BOTANICAL ORIGINS

Most theories concerning tea’s botanical origins seem to focus on the Monsoon region of South East Asia, specifically around the sources and high valleys of the Brahmaputra, the Irrawaddy, the Salween and the Mekong rivers. The evidence for these theories is drawn from two fields of research.


The Three Pagoda Pass, the border of Thailand and Burma, from a field trip in the late eighties.

The first area of study is the search for "wild tea"- uncultivated plants of botanical strains that preceed man’s earliest use of the plant as a crop. This quest was explored and recorded by several early botanists such as Dr. C.P. Cohen Stuart in his "Basis for Tea Selection" of 1918. [More documents in preparation].

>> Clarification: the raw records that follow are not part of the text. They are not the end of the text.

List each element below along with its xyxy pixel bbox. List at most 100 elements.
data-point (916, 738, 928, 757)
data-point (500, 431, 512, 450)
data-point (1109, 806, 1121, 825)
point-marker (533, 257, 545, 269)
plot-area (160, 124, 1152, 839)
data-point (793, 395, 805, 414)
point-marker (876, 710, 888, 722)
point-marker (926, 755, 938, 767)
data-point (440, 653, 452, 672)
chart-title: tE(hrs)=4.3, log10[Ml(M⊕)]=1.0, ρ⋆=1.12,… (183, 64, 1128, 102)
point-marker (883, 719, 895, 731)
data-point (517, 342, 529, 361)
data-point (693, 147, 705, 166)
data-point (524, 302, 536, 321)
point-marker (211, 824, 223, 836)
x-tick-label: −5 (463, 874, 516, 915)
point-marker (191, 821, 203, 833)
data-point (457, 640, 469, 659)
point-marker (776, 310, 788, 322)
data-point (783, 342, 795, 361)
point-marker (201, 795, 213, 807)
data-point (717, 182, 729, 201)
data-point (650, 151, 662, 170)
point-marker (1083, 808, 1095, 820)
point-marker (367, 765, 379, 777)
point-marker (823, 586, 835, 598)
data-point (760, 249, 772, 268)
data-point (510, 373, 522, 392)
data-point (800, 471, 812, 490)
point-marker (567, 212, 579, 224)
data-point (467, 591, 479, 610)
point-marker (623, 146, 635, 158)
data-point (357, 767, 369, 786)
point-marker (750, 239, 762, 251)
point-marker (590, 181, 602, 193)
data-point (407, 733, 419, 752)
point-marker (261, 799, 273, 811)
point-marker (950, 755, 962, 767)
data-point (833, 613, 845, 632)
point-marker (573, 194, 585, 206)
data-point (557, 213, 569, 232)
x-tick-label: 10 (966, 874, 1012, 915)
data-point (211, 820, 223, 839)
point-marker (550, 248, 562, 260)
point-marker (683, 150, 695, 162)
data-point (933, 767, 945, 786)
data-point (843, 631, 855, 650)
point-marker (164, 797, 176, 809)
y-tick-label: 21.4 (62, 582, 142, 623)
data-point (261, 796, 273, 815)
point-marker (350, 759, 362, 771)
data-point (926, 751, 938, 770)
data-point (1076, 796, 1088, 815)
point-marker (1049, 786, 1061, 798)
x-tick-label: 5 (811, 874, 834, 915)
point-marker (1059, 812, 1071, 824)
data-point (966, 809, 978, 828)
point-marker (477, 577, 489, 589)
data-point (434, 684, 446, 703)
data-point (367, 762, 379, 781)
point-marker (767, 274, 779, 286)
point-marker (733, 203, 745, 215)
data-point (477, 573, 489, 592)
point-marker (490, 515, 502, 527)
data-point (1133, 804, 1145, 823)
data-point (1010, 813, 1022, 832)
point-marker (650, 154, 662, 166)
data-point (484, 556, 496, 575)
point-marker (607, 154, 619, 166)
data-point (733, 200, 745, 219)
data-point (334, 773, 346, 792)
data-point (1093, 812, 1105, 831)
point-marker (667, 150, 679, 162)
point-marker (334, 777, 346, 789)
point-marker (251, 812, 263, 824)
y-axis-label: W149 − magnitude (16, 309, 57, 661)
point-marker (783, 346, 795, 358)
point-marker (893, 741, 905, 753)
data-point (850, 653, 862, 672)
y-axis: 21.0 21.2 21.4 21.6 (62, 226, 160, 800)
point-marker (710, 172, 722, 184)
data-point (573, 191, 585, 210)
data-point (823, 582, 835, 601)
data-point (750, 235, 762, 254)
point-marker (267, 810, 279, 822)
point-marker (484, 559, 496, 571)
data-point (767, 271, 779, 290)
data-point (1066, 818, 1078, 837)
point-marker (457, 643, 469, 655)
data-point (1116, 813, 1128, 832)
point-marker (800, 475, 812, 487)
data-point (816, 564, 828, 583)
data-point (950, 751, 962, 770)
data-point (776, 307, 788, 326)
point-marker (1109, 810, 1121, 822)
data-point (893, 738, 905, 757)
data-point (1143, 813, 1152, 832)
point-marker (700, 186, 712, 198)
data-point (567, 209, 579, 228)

In South China tea propogation has been a village industry for many centuries. As a result very few wild tea plants have been found. The cutting, burning and planting of the jungle by hill tribes has affected the botanical selection in many other parts of the region. In 1896 wild tea was found near Mengzi during a botanical survey of Yunnan in and was also found in 1922 in the Dawna range of "Myanmar" around Moulmien. Since then, specimens have been found throughout the Annamite Range as far south as 11 degrees north of the equator.

The second, perhaps more "scientific", field of study is paleobotany. This uses the study of pollen traces in core samples taken from the soil. [Documents in preparation].